Somebody’s Poisoned the Water Hole!
Editor’s Note: This is the eighth in a series on the The Ministry of a Shepherd from Ezekiel 34.
Sometimes we are better at talking about something than actually doing it. Nowhere is this more evident than in the topic of leadership. Pass through any bookstore and you’ll find shelves of books on leadership, leadership principles, leadership keys, and leadership according to [fill in the blank]. Oddly, most of them agree that despite the prevalence of leadership resources, leadership ability has not improved noticeably.
We talk a lot about it, but little difference seems to have been made, which, ironically, suggests that we have shown poor leadership in the area of leadership.
I am reminded of the words of Woody from the Movie Toy Story, “Somebody’s poisoned the water hole!” The problem is we keep drinking from it seemingly unaware of the danger. We’ve lost our ability to taste the difference. We’ve settled for talking about leadership instead of demonstrating it. We’re the princess who can no longer discern the presence or absence of the pea.
We’ve settled for talking about leadership instead of demonstrating it.
This issue of leadership responsibility was illustrated recently in a mischaracterization of Southern Baptists by former President (and former Southern Baptist) Jimmy Carter. It accentuated the fact that we have allowed ourselves to be defined by our opposition; to be delimited to what we are not and, consequently, find ourselves rabidly trying to defend ourselves against what we didn’t say.
Sadly, there’s no Snopes for discrediting flagrant denominational misinformation. Moreover, to decry untruths spoken against us merely puts us on the whiny defensive trying desperately to prove what we don’t mean. The answer is in clearly articulating who we are, where we stand, why we stand there, and having the courage to stand there even if the crowd standing with us begins to dwindle under the pressure of political correctness.
But the problem isn’t unique to our time. The need for shepherd-leaders completes the list of accusations the Lord made against the shepherds in Ezekiel 34. The text reveals that God expects shepherds to feed the sheep, strengthen the weak, heal the sick, bind up the broken, protect the vulnerable, bring back those driven away, seek the lost, and lead the flock.

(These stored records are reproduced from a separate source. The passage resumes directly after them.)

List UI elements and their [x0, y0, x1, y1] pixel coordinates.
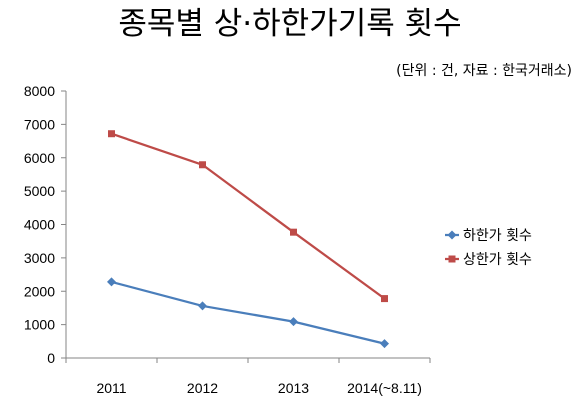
data-point	[199, 161, 206, 169]
data-point	[108, 130, 115, 138]
data-point	[289, 317, 298, 327]
y-tick-label: 5000	[24, 183, 55, 199]
y-tick-label: 3000	[24, 250, 55, 266]
y-tick-label: 8000	[24, 83, 55, 99]
series-line	[111, 280, 385, 345]
chart-subtitle: (단위 : 건, 자료 : 한국거래소)	[396, 63, 572, 79]
y-tick-label: 2000	[24, 283, 55, 299]
legend-item: 상한가 횟수	[445, 252, 532, 268]
axes-layer: 0 1000 2000 3000 4000 5000 6000 7000 8000 2011 201…	[24, 83, 431, 396]
y-tick-label: 0	[47, 350, 55, 366]
y-tick-label: 7000	[24, 116, 55, 132]
y-tick-label: 6000	[24, 150, 55, 166]
legend-marker	[447, 230, 457, 240]
legend-label: 하한가 횟수	[463, 228, 532, 244]
x-tick-label: 2013	[278, 380, 309, 396]
data-point	[290, 228, 297, 236]
y-tick-label: 1000	[24, 317, 55, 333]
series-2	[108, 130, 388, 303]
x-tick-label: 2014(~8.11)	[347, 380, 422, 396]
series-line	[111, 132, 386, 300]
series-1	[107, 277, 389, 349]
legend-label: 상한가 횟수	[463, 252, 532, 268]
series-layer	[107, 130, 389, 349]
x-tick-label: 2011	[96, 380, 126, 396]
data-point	[198, 301, 207, 311]
data-point	[380, 339, 389, 349]
data-point	[381, 295, 388, 303]
legend-item: 하한가 횟수	[445, 228, 532, 244]
x-tick-label: 2012	[187, 380, 218, 396]
legend-marker	[448, 255, 456, 263]
data-point	[107, 277, 116, 287]
chart-title: 종목별 상·하한가기록 횟수	[118, 6, 462, 42]
y-tick-label: 4000	[24, 217, 55, 233]
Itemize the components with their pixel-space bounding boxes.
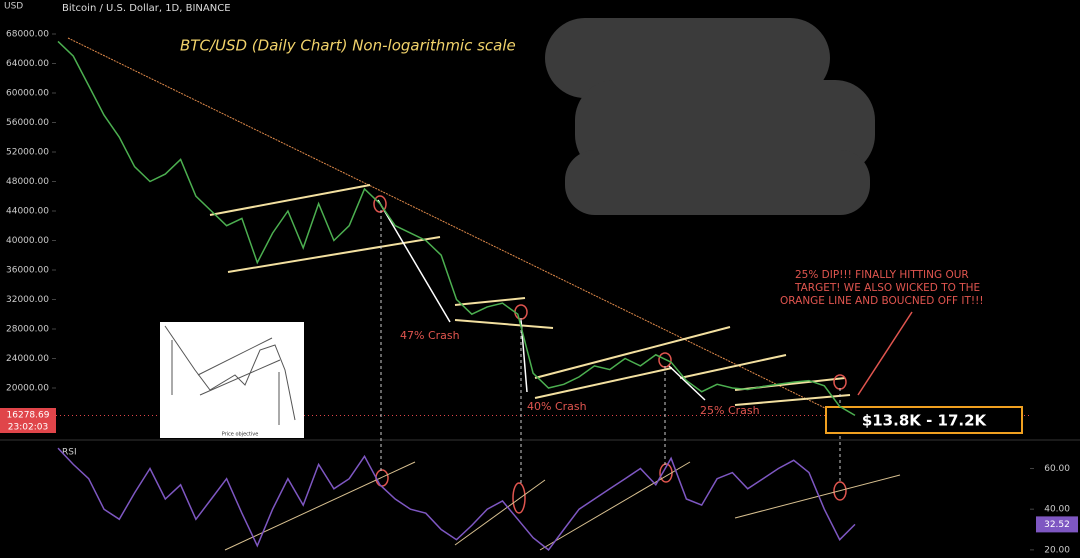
inset-label: Price objective: [222, 432, 259, 438]
y-axis-label: USD: [4, 2, 23, 12]
countdown: 23:02:03: [8, 423, 48, 433]
series-line: [57, 40, 856, 417]
price-tag: [0, 408, 56, 433]
y-tick-label: 40000.00: [6, 236, 49, 246]
drawings: [67, 37, 913, 551]
dip-note: TARGET! WE ALSO WICKED TO THE: [794, 282, 980, 294]
target-box: [825, 406, 1023, 434]
y-tick-label: 64000.00: [6, 59, 49, 69]
y-tick-label: 32000.00: [6, 295, 49, 305]
y-tick-label: 36000.00: [6, 265, 49, 275]
y-tick-label: 20000.00: [6, 383, 49, 393]
y-tick-label: 24000.00: [6, 354, 49, 364]
y-tick-label: 40.00: [1044, 505, 1070, 515]
y-tick-label: 52000.00: [6, 147, 49, 157]
chart-title: BTC/USD (Daily Chart) Non-logarithmic sc…: [180, 37, 516, 55]
redaction: [545, 18, 875, 215]
subtitle: Bitcoin / U.S. Dollar, 1D, BINANCE: [62, 3, 231, 14]
dip-note: 25% DIP!!! FINALLY HITTING OUR: [795, 269, 969, 281]
y-tick-label: 60.00: [1044, 464, 1070, 474]
y-tick-label: 60000.00: [6, 88, 49, 98]
rsi-current: 32.52: [1044, 520, 1070, 530]
annotation: 25% Crash: [700, 404, 760, 417]
y-tick-label: 68000.00: [6, 29, 49, 39]
inset-diagram: Price objective: [160, 322, 304, 438]
dip-note: ORANGE LINE AND BOUCNED OFF IT!!!: [780, 295, 984, 307]
y-tick-label: 56000.00: [6, 118, 49, 128]
annotation: 40% Crash: [527, 400, 587, 413]
target-range: $13.8K - 17.2K: [862, 412, 988, 430]
y-tick-label: 20.00: [1044, 545, 1070, 555]
annotation: 47% Crash: [400, 329, 460, 342]
y-tick-label: 48000.00: [6, 177, 49, 187]
y-tick-label: 44000.00: [6, 206, 49, 216]
rsi-tag: [1036, 516, 1078, 533]
series-line: [57, 447, 856, 551]
rsi-title: RSI: [62, 448, 77, 458]
y-tick-label: 28000.00: [6, 324, 49, 334]
current-price: 16278.69: [7, 411, 50, 421]
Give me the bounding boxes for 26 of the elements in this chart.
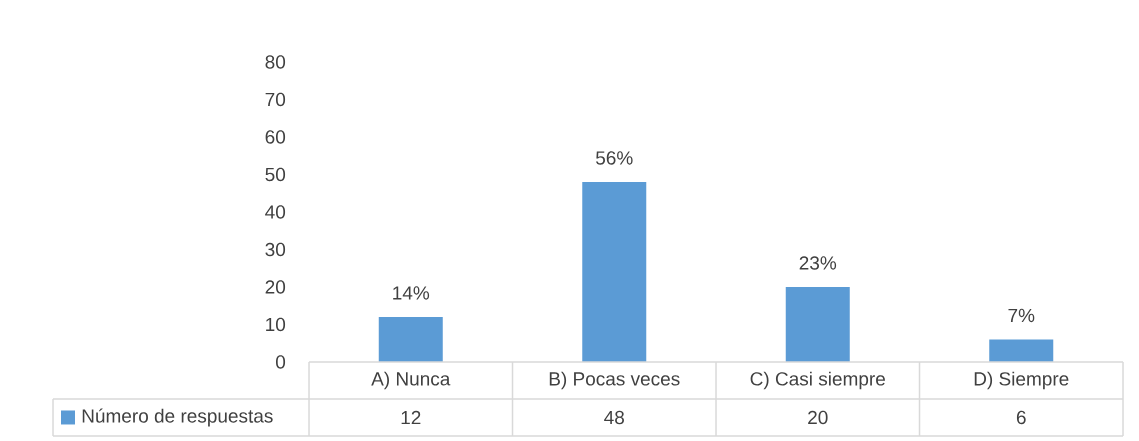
x-tick-label: D) Siempre [974, 371, 1069, 390]
y-tick-label: 70 [265, 92, 286, 107]
annotation: 7% [1008, 308, 1035, 323]
legend-label: Número de respuestas [82, 408, 273, 427]
y-tick-label: 80 [265, 55, 286, 69]
x-tick-label: A) Nunca [371, 371, 451, 390]
x-tick-label: C) Casi siempre [750, 371, 885, 390]
bar [378, 316, 443, 362]
annotation: 14% [393, 286, 430, 300]
y-tick-label: 60 [265, 130, 286, 144]
bar [785, 286, 850, 362]
data-label: 6 [1016, 410, 1026, 425]
annotation: 23% [799, 256, 837, 270]
y-tick-label: 50 [265, 167, 286, 182]
data-label: 20 [808, 410, 828, 425]
bar [989, 339, 1054, 362]
y-tick-label: 10 [266, 317, 286, 332]
y-tick-label: 40 [265, 205, 286, 219]
y-tick-label: 30 [265, 242, 286, 257]
bar [582, 181, 647, 362]
y-tick-label: 0 [275, 355, 286, 369]
y-tick-label: 20 [265, 280, 286, 294]
annotation: 56% [596, 151, 633, 165]
data-label: 48 [604, 410, 624, 425]
data-label: 12 [401, 410, 421, 425]
x-tick-label: B) Pocas veces [549, 371, 680, 390]
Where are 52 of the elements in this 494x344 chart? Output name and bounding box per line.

The Lord’s grief was evident as He announced that His sheep wandered from the fold and dwelt in insecurity because their shepherds were not leading them. The absence of shepherd leadership resulted in wandering, unsafe, confused, and hungry sheep. The Lord identified the problem in vs. 21, noting that the shepherds’ attempts at leadership consisted of trying to push the sheep around rather than leading them. But, one doesn’t lead from behind. You don’t drive sheep; you lead them. You don’t shoo them; you woo them. Sheep lie down in green pastures because the shepherd has made them feel safe.
You don’t drive sheep; you lead them. You don’t shoo them; you woo them.
It’s an unworthy hireling who merely wants to rule the sheep. That’s the opposite of shepherding. The sheep do not exist to serve the wants of the shepherd; shepherds exist to serve the needs of the sheep.
The answer might not be found in a book, but it will be evident in the field. Good shepherds don’t lead by proxy, dictate, demands, or good intentions. Shepherds live among the sheep and carefully and consistently lead the sheep from where they are to where they should be.
Unfortunately some of our shepherds (like some of our prominent political Southern Baptist leaders) have not always represented us well. But you and I need to do better. We know better.